# Pre-Tier4.



## Vol (Jul 5, 2009)

Machinery Pete.

Regards, Mike

https://www.agweb.com/article/machinery-pete-the-perks-of-pre-tier-iv-naa-greg-peterson/


----------



## Fossil02818 (May 31, 2010)

In 2009 I bought a used 2002 JD 5420 with 600 hours on the clock. It had been well cared for and I got a good deal for $34,000. Last month I sold that tractor with 1822 hours for $35,000. I didn't intend to buy it as an investment but it might be one of the best returns I've ever had. Nearly ten years of dependable use and a $1000 profit!
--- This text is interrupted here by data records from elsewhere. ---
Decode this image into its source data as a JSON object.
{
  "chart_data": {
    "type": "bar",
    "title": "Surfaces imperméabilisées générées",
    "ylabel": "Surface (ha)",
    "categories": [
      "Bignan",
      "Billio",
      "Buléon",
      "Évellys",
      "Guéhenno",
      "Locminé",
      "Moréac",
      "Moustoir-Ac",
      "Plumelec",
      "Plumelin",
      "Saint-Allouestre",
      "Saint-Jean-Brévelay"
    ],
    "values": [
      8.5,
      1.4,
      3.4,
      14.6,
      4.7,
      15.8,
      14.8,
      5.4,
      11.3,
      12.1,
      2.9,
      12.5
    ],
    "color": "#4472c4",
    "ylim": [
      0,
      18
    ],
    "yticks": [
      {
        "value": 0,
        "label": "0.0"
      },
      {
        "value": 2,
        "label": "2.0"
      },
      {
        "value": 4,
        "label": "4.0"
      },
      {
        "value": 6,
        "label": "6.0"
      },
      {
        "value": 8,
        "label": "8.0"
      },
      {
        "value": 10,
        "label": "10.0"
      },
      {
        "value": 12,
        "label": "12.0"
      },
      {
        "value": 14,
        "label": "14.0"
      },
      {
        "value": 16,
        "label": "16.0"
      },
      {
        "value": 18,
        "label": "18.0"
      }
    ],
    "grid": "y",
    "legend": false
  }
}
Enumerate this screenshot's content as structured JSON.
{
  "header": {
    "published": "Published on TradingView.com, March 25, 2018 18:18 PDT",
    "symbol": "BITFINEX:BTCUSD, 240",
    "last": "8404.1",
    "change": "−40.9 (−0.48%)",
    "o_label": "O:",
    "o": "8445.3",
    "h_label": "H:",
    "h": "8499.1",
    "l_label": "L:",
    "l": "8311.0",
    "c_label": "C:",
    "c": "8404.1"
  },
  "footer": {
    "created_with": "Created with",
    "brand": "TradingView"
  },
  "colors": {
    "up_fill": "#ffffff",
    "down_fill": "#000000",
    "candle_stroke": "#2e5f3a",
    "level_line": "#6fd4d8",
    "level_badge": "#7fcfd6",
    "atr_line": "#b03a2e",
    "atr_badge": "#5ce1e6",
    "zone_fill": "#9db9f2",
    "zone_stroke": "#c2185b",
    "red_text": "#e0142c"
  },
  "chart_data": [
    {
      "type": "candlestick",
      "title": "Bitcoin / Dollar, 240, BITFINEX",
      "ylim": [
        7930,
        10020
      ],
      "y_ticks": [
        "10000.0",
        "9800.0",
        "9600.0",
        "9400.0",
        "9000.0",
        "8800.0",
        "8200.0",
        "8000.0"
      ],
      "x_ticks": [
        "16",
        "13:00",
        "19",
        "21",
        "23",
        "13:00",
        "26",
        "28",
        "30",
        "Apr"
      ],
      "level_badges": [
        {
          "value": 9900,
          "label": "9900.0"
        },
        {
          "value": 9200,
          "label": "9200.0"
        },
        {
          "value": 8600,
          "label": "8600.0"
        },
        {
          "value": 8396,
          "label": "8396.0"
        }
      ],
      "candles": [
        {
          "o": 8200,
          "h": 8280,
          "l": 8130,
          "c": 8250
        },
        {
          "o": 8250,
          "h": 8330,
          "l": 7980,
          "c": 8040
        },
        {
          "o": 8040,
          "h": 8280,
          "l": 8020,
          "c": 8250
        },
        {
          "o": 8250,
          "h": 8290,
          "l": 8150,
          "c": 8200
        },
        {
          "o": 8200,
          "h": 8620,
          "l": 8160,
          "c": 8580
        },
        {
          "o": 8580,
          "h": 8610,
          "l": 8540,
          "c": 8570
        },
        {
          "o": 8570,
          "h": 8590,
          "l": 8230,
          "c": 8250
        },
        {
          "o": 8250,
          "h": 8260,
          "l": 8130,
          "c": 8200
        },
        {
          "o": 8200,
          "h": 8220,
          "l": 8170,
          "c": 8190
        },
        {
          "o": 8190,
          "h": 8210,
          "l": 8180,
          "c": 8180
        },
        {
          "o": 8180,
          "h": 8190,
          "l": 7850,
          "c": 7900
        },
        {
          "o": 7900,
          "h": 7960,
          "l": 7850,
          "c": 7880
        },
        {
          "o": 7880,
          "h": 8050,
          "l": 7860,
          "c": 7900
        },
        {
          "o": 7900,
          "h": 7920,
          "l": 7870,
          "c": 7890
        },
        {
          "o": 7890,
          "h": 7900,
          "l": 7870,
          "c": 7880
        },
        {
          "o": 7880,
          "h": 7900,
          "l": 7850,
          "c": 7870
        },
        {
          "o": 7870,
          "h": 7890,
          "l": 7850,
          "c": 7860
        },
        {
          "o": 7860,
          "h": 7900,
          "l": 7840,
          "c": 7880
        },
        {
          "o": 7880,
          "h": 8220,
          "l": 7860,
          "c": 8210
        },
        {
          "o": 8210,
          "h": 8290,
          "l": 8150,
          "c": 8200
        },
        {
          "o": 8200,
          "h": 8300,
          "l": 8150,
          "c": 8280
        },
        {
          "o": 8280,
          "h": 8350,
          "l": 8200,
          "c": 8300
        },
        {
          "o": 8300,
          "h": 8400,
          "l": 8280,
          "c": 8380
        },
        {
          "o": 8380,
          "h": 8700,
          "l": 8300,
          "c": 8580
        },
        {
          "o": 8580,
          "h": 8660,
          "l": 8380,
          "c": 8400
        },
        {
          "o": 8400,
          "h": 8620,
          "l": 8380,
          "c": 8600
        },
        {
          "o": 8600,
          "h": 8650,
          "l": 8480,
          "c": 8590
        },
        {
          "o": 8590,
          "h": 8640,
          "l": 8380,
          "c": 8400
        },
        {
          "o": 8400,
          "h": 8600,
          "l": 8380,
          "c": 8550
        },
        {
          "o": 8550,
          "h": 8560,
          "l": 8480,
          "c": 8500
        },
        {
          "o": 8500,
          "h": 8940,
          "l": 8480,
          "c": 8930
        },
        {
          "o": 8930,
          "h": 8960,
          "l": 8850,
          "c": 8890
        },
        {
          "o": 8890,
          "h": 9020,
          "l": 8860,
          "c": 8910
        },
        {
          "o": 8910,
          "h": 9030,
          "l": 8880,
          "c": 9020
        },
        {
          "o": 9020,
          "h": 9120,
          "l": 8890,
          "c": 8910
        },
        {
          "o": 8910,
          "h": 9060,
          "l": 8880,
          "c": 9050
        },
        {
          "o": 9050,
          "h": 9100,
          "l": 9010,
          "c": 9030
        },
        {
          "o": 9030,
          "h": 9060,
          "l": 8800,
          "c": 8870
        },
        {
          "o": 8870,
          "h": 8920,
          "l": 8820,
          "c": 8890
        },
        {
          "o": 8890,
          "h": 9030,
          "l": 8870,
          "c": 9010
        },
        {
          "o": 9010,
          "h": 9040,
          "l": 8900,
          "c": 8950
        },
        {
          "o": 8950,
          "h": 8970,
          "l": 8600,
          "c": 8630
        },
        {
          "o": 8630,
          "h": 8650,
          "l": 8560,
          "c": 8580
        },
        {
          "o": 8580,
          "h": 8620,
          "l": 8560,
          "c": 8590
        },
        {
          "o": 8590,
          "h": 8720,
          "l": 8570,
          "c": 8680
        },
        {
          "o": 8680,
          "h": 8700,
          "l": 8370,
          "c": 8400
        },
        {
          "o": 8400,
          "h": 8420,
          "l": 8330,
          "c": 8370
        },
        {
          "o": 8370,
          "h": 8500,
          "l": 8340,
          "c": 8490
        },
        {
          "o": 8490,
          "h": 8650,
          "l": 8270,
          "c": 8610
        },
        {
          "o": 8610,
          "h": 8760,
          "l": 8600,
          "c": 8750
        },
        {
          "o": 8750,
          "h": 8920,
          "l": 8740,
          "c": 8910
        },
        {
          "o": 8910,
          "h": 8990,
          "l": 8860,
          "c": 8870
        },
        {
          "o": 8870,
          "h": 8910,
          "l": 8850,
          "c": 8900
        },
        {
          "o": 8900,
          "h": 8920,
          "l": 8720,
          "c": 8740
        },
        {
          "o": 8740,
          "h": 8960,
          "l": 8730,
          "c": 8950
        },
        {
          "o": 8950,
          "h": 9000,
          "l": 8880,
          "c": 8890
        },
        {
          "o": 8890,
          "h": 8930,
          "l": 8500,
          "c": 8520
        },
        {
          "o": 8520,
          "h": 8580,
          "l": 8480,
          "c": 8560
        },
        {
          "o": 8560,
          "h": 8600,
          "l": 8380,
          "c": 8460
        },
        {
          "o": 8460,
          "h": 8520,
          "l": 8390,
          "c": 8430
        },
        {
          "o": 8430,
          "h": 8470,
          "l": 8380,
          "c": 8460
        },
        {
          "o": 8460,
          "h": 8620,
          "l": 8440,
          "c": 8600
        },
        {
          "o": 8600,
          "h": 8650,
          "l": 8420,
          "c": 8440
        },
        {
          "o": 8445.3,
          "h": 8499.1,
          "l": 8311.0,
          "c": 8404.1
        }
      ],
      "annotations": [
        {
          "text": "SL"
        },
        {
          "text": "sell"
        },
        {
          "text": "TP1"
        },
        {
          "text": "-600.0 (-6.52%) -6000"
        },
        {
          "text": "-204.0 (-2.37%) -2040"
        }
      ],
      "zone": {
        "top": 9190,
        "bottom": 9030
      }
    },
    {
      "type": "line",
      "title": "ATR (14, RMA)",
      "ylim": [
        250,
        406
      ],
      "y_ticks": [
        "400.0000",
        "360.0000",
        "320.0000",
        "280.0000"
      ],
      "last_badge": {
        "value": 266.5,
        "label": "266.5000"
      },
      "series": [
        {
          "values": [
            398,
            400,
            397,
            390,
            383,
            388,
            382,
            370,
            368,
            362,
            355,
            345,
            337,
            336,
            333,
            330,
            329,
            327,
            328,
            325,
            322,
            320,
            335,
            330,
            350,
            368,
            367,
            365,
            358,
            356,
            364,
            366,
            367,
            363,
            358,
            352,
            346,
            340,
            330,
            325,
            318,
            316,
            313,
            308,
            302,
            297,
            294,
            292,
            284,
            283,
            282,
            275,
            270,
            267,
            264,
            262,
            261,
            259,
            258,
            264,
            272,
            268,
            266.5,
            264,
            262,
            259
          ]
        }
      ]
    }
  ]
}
Wish I could do that with every piece of equipment!


----------



## Ranger518 (Aug 6, 2016)

Yea I am in the market for a larger tractor 80-100hp and really would like a pre emission tractor but everything I can find that is in decent shape is selling for more money then it was new and only a coupole k lesss than I can buy a brand new tractor for with warranty. So I am thinking about just buying new and if it ever gives me issues just trade it before it go out of warranty and get another one. On the flip side my dealer said he would give me 1k less than I Paid for my tractor new in 2012 if I decide to trade.


----------



## Trillium Farm (Dec 18, 2014)

There is Triple R Tractors in Illinois that rebuilds older internatonal tractors and they come out really nice. I don't know the prices, but it sure looks promising.


----------